If an employer meets any one of the criteria listed below, they will be publicly named. Essentially, the criteria demonstrate that the employer:knowingly or deliberately failed to comply with their NMW obligations

- previously received advice from HMRC about the steps they need to take to ensure future compliance with NMW which they have not complied with
- failed to take adequate steps to keep or preserve NMW records
- delayed or obstructed a NMW compliance officer in the performance of their duties
- refused or neglected to answer a NMW compliance officer's questions
- refused or neglected to provide information or produce documents to a NMW compliance officer, or
- refused or neglected to pay arrears of the NMW to workers, following HMRC intervention, which has resulted in HMRC taking action against the employer to ensure payment of arrears to workers

Given the criteria, it is likely that employers who blatantly disregard or ignore the NMW Regulations or any advice from HMRC will be named and shamed. HMRC are giving employers the opportunity to remedy any discrepancy but if employers still fail to comply with the NMW Regulations, it is clear that they will be publicly named for all to see. HMRC have however noted that they will not refer cases to BIS unless the total arrears owed to workers are at least £2,000 and the average arrears per worker are at least £500. 
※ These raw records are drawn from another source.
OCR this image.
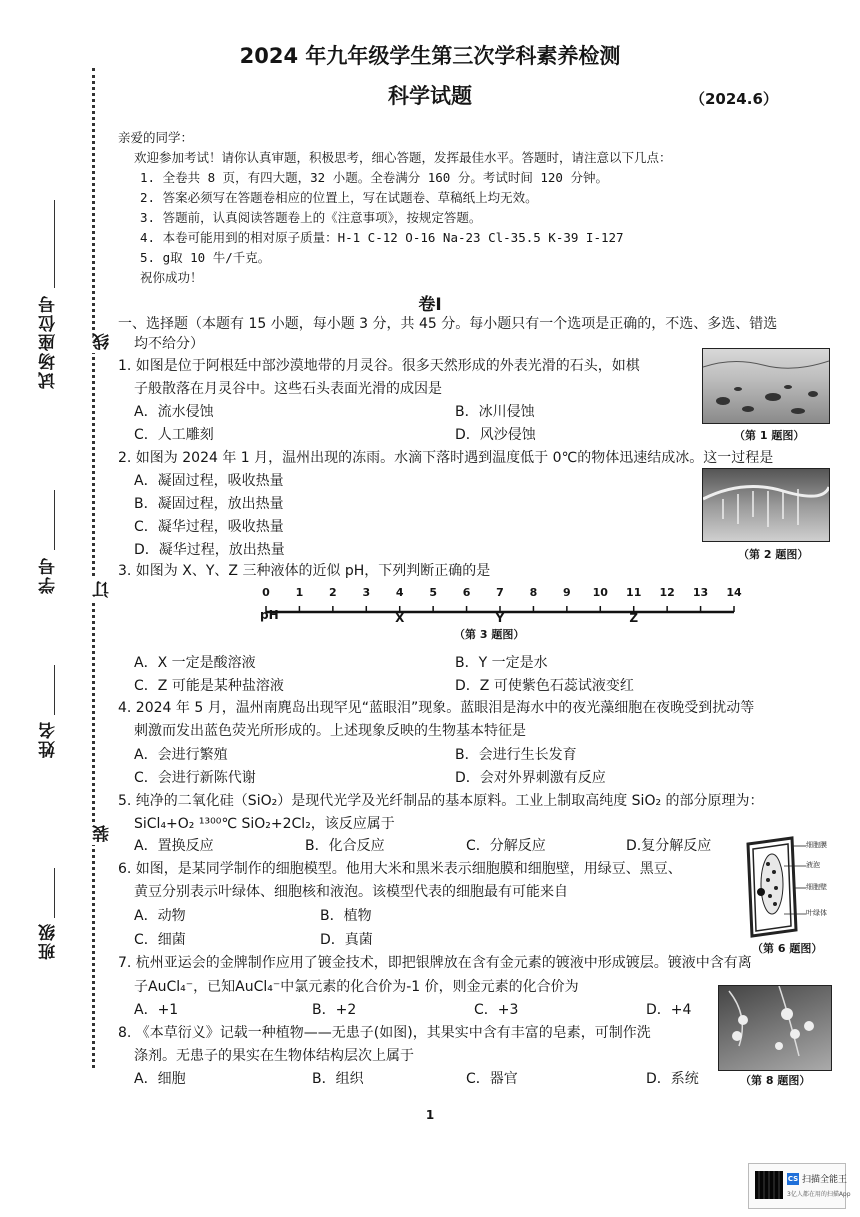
试场座位号
学号
姓名
班级
线
订
装
2024 年九年级学生第三次学科素养检测
科学试题	（2024.6）
亲爱的同学：
欢迎参加考试！请你认真审题，积极思考，细心答题，发挥最佳水平。答题时，请注意以下几点：
1. 全卷共 8 页，有四大题，32 小题。全卷满分 160 分。考试时间 120 分钟。
2. 答案必须写在答题卷相应的位置上，写在试题卷、草稿纸上均无效。
3. 答题前，认真阅读答题卷上的《注意事项》，按规定答题。
4. 本卷可能用到的相对原子质量：H-1 C-12 O-16 Na-23 Cl-35.5 K-39 I-127
5. g取 10 牛/千克。
祝你成功！
卷I
一、选择题（本题有 15 小题，每小题 3 分，共 45 分。每小题只有一个选项是正确的，不选、多选、错选
均不给分）
1. 如图是位于阿根廷中部沙漠地带的月灵谷。很多天然形成的外表光滑的石头，如棋
子般散落在月灵谷中。这些石头表面光滑的成因是
A．流水侵蚀	B．冰川侵蚀
C．人工雕刻	D．风沙侵蚀	（第 1 题图）
2. 如图为 2024 年 1 月，温州出现的冻雨。水滴下落时遇到温度低于 0℃的物体迅速结成冰。这一过程是
A．凝固过程，吸收热量
B．凝固过程，放出热量
C．凝华过程，吸收热量
D．凝华过程，放出热量	（第 2 题图）
3. 如图为 X、Y、Z 三种液体的近似 pH，下列判断正确的是
0 1 2 3 4 5 6 7 8 9 10 11 12 13 14
pH	X	Y	Z
（第 3 题图）
A．X 一定是酸溶液	B．Y 一定是水
C．Z 可能是某种盐溶液	D．Z 可使紫色石蕊试液变红
4. 2024 年 5 月，温州南麂岛出现罕见“蓝眼泪”现象。蓝眼泪是海水中的夜光藻细胞在夜晚受到扰动等
刺激而发出蓝色荧光所形成的。上述现象反映的生物基本特征是
A．会进行繁殖	B．会进行生长发育
C．会进行新陈代谢	D．会对外界刺激有反应
5. 纯净的二氧化硅（SiO₂）是现代光学及光纤制品的基本原料。工业上制取高纯度 SiO₂ 的部分原理为：
SiCl₄+O₂ ¹³⁰⁰℃ SiO₂+2Cl₂，该反应属于
A．置换反应	B．化合反应	C．分解反应	D.复分解反应
6. 如图，是某同学制作的细胞模型。他用大米和黑米表示细胞膜和细胞壁，用绿豆、黑豆、
黄豆分别表示叶绿体、细胞核和液泡。该模型代表的细胞最有可能来自
A．动物	B．植物
C．细菌	D．真菌
细胞膜
液泡
细胞壁
叶绿体
（第 6 题图）
7. 杭州亚运会的金牌制作应用了镀金技术，即把银牌放在含有金元素的镀液中形成镀层。镀液中含有离
子AuCl₄⁻，已知AuCl₄⁻中氯元素的化合价为-1 价，则金元素的化合价为
A．+1	B．+2	C．+3	D．+4
8. 《本草衍义》记载一种植物——无患子(如图)，其果实中含有丰富的皂素，可制作洗
涤剂。无患子的果实在生物体结构层次上属于
A．细胞	B．组织	C．器官	D．系统	（第 8 题图）
1
CS 扫描全能王
3亿人都在用的扫描App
The NMW Regulations not only deal with an employer’s obligation to pay the national minimum wage, but an employer’s obligation to record and keep records of their compliance.  The reality is that many employers will already comply with their obligations under the NMW Regulations, but it is worth employers taking heed of HMRC’s position and ensuring that they currently comply with their obligations under the NMW Regulations.

This information is intended as a general discussion surrounding the topics covered and is for guidance purposes only. It does not constitute legal advice and should not be regarded as a substitute for taking legal advice. DWF is not responsible for any activity undertaken based on this information.